Tuesday, January 28, 2020
Simon Balto

Simon Balto, Assistant Professor of History and African American Studies, has earned a highly competitive and prestigious National Endowment for the Humanities (NEH) Fellowship to enable him to pursue his research. Professor Balto is among just 99 NEH Fellowship recipients nationwide for the 2020-21 cycle, and one of only two from the state of Iowa.

NEH Fellowships are granted to individual scholars pursuing projects that embody exceptional research, rigorous analysis, and clear writing. The fellowships provide $60,000 to give the recipients time to conduct research or to produce books, monographs, peer-reviewed articles, e-books, digital materials, translations with annotations or a critical apparatus, or critical editions resulting from previous research.

Simon Balto: Racial Framing: Blackfaced Criminals in Jim Crow America

Professor Balto's project is a book on the practice and implications of Jim Crow-era criminal minstrelsy, or white criminals donning blackface before committing crimes. He describes his research:

"The controversy over early-2019 revelations that Virginia politicians had donned blackface in their college years has generated a resurgence of interest in the history and currency of blackface minstrelsy in the United States.

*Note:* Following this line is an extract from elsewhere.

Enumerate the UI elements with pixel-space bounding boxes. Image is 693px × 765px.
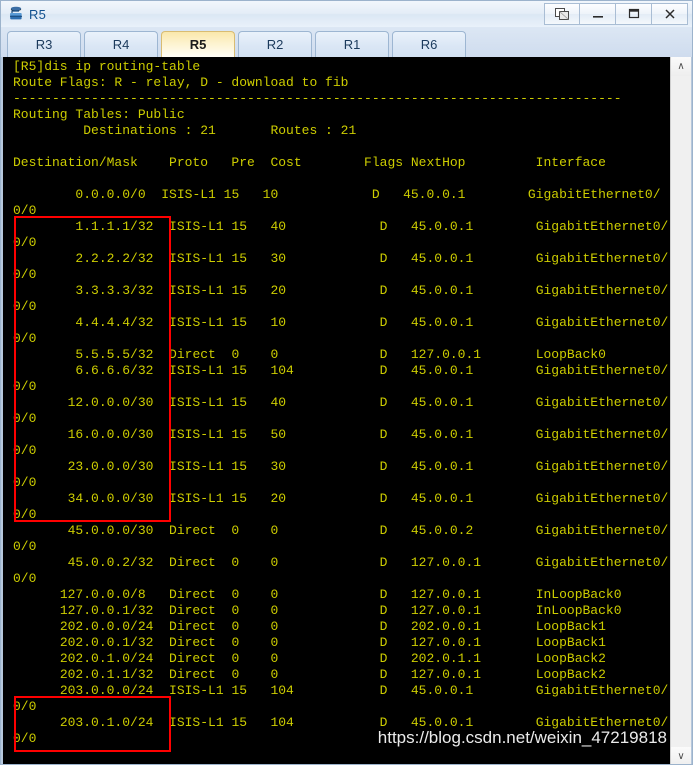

In op-ed pages like the New York Times and the Wall Street Journal, nighttime news reports on MSNBC and CNN, and podcasts such as BackStory and NPR’s Codeswitch, scholars, journalists, and other commentators have tried to make sense of this phenomenon and its place in American life. At the root of these discussions has been a recognition of blackface as a complex and disturbing practice—steeped in racist mythology, beloved by white audiences, despised by black publics, stubbornly present in nineteenth- and twentieth-century American culture, and still informing American culture and racial perceptions to this day.

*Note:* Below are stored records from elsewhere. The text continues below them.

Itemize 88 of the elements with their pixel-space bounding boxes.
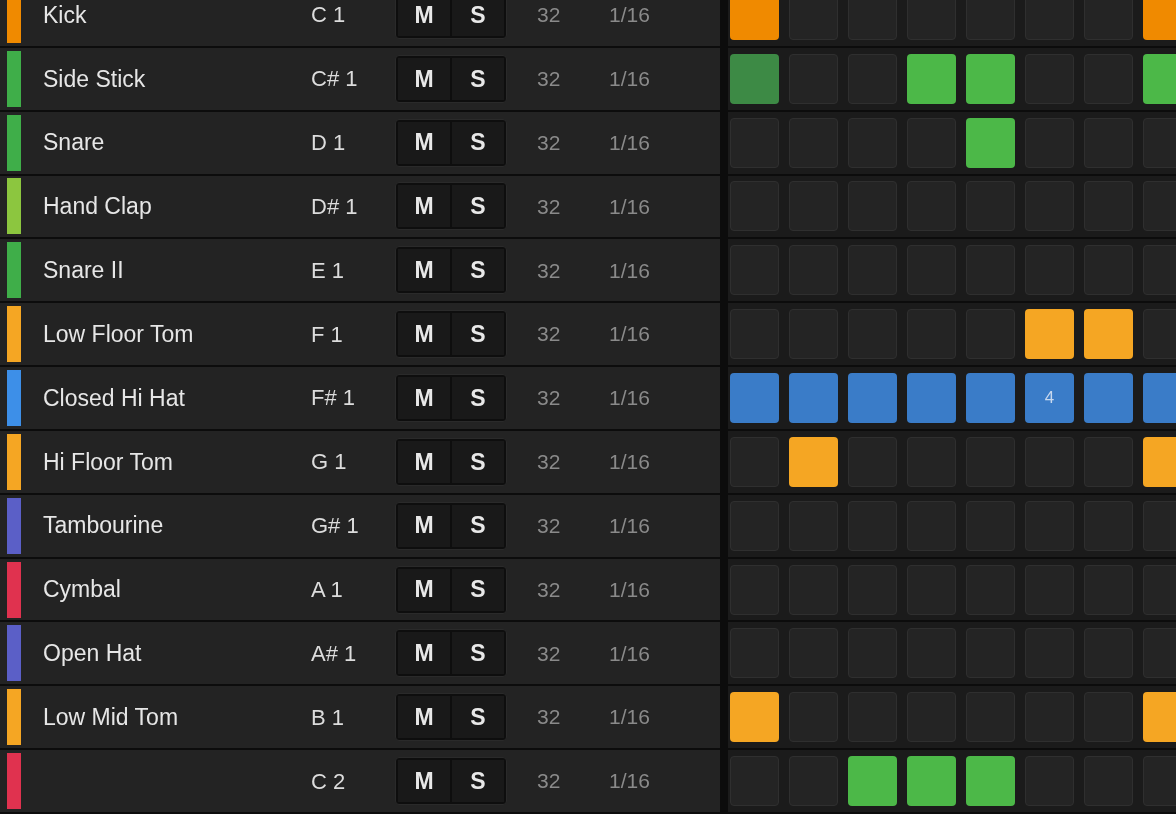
step-pad[interactable]	[966, 53, 1015, 104]
step-resolution: 1/16	[609, 640, 650, 667]
track-name: Tambourine	[43, 512, 164, 539]
mute-button[interactable]: M	[398, 57, 450, 100]
step-resolution: 1/16	[609, 512, 650, 539]
step-pad[interactable]	[730, 53, 779, 104]
step-resolution: 1/16	[609, 66, 650, 92]
solo-button[interactable]: S	[452, 313, 504, 356]
solo-button[interactable]: S	[452, 504, 504, 547]
track-name: Low Floor Tom	[43, 320, 194, 347]
mute-button[interactable]: M	[398, 313, 450, 356]
mute-button[interactable]: M	[398, 249, 450, 292]
note-label: B 1	[311, 703, 346, 732]
solo-button[interactable]: S	[452, 57, 504, 100]
note-label: G# 1	[311, 512, 360, 541]
step-resolution: 1/16	[609, 321, 650, 348]
step-pad[interactable]	[966, 117, 1015, 168]
note-label: A 1	[311, 576, 344, 604]
mute-button[interactable]: M	[398, 632, 450, 675]
mute-button[interactable]: M	[398, 377, 450, 419]
note-label: C# 1	[311, 65, 359, 94]
solo-button[interactable]: S	[452, 377, 504, 419]
step-resolution: 1/16	[609, 576, 650, 603]
note-label: F 1	[311, 320, 344, 349]
step-resolution: 1/16	[609, 2, 650, 29]
note-label: F# 1	[311, 384, 357, 413]
step-count: 32	[537, 257, 562, 284]
step-pad[interactable]	[907, 53, 956, 104]
solo-button[interactable]: S	[452, 249, 504, 292]
solo-button[interactable]: S	[452, 0, 504, 36]
solo-button[interactable]: S	[452, 185, 504, 228]
step-count: 32	[537, 704, 562, 731]
step-count: 32	[537, 2, 562, 29]
track-name: Low Mid Tom	[43, 703, 179, 730]
solo-button[interactable]: S	[452, 440, 504, 483]
note-label: G 1	[311, 448, 348, 477]
step-pad[interactable]	[789, 436, 838, 487]
solo-button[interactable]: S	[452, 632, 504, 675]
track-name: Cymbal	[43, 576, 121, 603]
step-resolution: 1/16	[609, 385, 650, 412]
step-pad[interactable]	[730, 692, 779, 743]
step-count: 32	[537, 321, 562, 348]
mute-button[interactable]: M	[398, 121, 450, 164]
step-pad[interactable]	[1025, 309, 1074, 360]
note-label: D# 1	[311, 192, 359, 221]
step-count: 32	[537, 129, 562, 156]
step-count: 32	[537, 640, 562, 667]
mute-button[interactable]: M	[398, 0, 450, 36]
step-resolution: 1/16	[609, 257, 650, 284]
step-count: 32	[537, 449, 562, 476]
track-name: Hi Floor Tom	[43, 448, 173, 475]
track-name: Snare II	[43, 257, 124, 284]
mute-button[interactable]: M	[398, 504, 450, 547]
note-label: E 1	[311, 256, 346, 285]
track-name: Hand Clap	[43, 193, 152, 220]
step-pad[interactable]	[907, 756, 956, 807]
note-label: C 1	[311, 1, 347, 30]
step-count: 32	[537, 576, 562, 603]
step-resolution: 1/16	[609, 704, 650, 731]
track-name: Snare	[43, 129, 105, 156]
note-label: C 2	[311, 767, 347, 796]
step-count: 32	[537, 512, 562, 539]
step-count: 32	[537, 385, 562, 412]
step-resolution: 1/16	[609, 193, 650, 220]
note-label: A# 1	[311, 639, 358, 668]
step-pad[interactable]	[848, 756, 897, 807]
step-count: 32	[537, 768, 562, 795]
step-pad[interactable]	[966, 756, 1015, 807]
step-count: 32	[537, 193, 562, 220]
solo-button[interactable]: S	[452, 760, 504, 803]
track-name: Side Stick	[43, 65, 146, 92]
track-name: Open Hat	[43, 640, 142, 667]
step-pad[interactable]	[1084, 309, 1133, 360]
solo-button[interactable]: S	[452, 568, 504, 611]
track-name: Kick	[43, 1, 87, 28]
step-resolution: 1/16	[609, 129, 650, 156]
mute-button[interactable]: M	[398, 440, 450, 483]
mute-button[interactable]: M	[398, 696, 450, 739]
solo-button[interactable]: S	[452, 696, 504, 739]
note-label: D 1	[311, 129, 347, 158]
mute-button[interactable]: M	[398, 185, 450, 228]
step-resolution: 1/16	[609, 449, 650, 476]
step-resolution: 1/16	[609, 768, 650, 795]
step-count: 32	[537, 66, 562, 92]
mute-button[interactable]: M	[398, 760, 450, 803]
mute-button[interactable]: M	[398, 568, 450, 611]
solo-button[interactable]: S	[452, 121, 504, 164]
track-name: Closed Hi Hat	[43, 384, 185, 411]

"And yet there is a whole other layer to the history of blackface that has been overlooked both in contemporary conversations about blackface and in all of the established literature on it. During the late nineteenth century and persisting well into the middle of the twentieth, at least hundreds (more likely, thousands) of white criminals drew from the blackface traditions that stage actors, composers, playwrights, and cultural marketers had forged, donning blackface before going out to commit crimes and, in the process, framing black people for them. They made use of a range of items from the blackface minstrels’ visual toolbox, including burnt cork, greasepaint, and field hand overalls. Some of them used gum, cotton, and other materials that could be used to widen the appearance of noses, enlarge cheeks, or make lips more prominent. In this process, they labored to present themselves as black criminals to divert attention from their own white crimes, which included all manner of offense, from murder to robbery to rape, and transcended region across the country. 

"Racial Framing: Blackfaced Criminals in Jim Crow America, explores this history in detail for the first time. It is a crucial history that reveals a great deal about culture, race, crime, and violence in America."

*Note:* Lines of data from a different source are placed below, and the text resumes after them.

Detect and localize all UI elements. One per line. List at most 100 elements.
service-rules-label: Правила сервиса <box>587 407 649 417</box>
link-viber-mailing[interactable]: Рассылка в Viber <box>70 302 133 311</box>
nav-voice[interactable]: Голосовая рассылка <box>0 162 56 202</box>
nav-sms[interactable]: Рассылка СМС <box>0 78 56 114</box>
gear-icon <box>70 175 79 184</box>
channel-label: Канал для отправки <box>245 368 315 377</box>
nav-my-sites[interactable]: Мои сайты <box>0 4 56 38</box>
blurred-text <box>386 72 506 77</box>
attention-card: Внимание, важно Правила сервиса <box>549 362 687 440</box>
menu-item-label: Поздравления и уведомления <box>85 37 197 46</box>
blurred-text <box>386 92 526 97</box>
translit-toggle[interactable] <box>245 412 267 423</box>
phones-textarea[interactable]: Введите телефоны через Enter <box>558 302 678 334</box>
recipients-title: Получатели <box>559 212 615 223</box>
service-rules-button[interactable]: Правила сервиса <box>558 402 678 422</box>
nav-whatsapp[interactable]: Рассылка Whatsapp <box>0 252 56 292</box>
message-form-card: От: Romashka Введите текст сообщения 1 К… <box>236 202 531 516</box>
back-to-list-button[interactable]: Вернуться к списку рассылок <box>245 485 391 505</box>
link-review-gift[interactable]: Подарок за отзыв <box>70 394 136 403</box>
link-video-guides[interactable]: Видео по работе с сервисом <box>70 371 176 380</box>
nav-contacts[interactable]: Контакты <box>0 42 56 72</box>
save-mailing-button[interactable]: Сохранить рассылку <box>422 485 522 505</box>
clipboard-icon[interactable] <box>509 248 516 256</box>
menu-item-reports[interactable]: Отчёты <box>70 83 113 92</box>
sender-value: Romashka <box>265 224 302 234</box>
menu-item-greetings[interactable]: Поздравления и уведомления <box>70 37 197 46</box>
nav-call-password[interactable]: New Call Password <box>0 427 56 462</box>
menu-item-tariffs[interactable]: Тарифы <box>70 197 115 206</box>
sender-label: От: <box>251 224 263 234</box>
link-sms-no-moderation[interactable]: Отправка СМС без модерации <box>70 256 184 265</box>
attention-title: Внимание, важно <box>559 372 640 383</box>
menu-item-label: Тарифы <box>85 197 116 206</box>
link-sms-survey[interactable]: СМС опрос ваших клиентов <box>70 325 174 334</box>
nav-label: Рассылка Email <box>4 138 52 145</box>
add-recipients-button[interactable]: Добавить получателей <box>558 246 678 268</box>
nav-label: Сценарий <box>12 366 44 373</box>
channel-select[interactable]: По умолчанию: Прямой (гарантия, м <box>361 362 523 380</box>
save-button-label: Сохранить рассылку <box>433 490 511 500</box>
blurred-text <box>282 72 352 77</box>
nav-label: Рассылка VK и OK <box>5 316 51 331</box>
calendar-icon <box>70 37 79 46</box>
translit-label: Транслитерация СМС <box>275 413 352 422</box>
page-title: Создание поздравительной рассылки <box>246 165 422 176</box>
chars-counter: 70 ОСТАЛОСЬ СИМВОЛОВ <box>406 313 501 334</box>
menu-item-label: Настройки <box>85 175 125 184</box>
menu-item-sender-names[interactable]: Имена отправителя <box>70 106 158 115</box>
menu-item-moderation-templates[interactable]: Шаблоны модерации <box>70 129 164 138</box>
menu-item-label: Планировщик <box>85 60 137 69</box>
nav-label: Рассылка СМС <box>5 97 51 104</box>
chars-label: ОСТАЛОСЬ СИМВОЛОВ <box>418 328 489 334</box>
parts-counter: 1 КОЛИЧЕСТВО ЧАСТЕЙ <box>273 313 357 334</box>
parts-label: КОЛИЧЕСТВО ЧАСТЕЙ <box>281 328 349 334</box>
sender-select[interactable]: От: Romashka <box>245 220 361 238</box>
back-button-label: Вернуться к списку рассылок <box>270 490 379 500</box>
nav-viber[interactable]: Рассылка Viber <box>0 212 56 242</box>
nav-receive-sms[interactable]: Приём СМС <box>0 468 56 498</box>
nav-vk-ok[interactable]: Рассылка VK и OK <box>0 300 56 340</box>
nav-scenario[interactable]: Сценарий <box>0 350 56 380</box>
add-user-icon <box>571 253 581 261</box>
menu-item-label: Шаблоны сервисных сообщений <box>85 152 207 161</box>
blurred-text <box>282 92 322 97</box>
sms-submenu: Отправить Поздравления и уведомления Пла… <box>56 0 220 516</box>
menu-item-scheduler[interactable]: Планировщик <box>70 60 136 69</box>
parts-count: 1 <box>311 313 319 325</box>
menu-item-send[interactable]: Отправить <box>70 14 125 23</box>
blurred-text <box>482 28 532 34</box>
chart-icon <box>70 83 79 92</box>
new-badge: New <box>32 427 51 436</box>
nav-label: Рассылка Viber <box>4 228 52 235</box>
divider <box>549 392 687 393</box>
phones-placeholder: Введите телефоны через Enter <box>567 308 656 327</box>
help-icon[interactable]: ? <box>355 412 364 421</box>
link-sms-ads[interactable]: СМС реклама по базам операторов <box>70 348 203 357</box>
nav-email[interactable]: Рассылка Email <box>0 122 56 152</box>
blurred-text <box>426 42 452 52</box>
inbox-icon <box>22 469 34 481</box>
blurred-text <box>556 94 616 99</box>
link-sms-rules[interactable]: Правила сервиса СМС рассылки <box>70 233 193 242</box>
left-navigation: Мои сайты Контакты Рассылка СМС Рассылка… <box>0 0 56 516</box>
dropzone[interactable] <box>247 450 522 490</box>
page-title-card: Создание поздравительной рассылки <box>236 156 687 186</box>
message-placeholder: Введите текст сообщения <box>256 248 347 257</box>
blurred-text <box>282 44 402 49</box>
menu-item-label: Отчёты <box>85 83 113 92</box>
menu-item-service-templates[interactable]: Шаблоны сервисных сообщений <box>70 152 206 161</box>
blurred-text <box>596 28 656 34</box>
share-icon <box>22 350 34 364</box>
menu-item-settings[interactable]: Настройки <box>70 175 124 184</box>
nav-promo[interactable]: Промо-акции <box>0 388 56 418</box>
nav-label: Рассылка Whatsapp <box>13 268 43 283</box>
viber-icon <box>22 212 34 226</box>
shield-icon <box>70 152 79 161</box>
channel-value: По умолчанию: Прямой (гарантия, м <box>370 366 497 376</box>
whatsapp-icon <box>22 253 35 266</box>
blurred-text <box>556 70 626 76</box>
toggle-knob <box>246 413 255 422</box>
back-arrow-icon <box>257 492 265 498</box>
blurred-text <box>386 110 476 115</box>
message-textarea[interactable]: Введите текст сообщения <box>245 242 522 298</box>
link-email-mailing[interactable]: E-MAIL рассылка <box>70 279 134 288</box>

Professor Balto teaches, researches, and writes about African American history in the United States. His first book, Occupied Territory: Policing Black Chicago from Red Summer to Black Power (University of North Carolina Press, 2019), explores the development of a police system in Chicago’s Black neighborhoods that over the course of the mid-twentieth century became simultaneously brutally repressive and neglectful. His writing has also appeared in TIME magazine, The Washington Post, The Progressive, the Journal of African American History, Labor, and numerous other popular and scholarly outlets.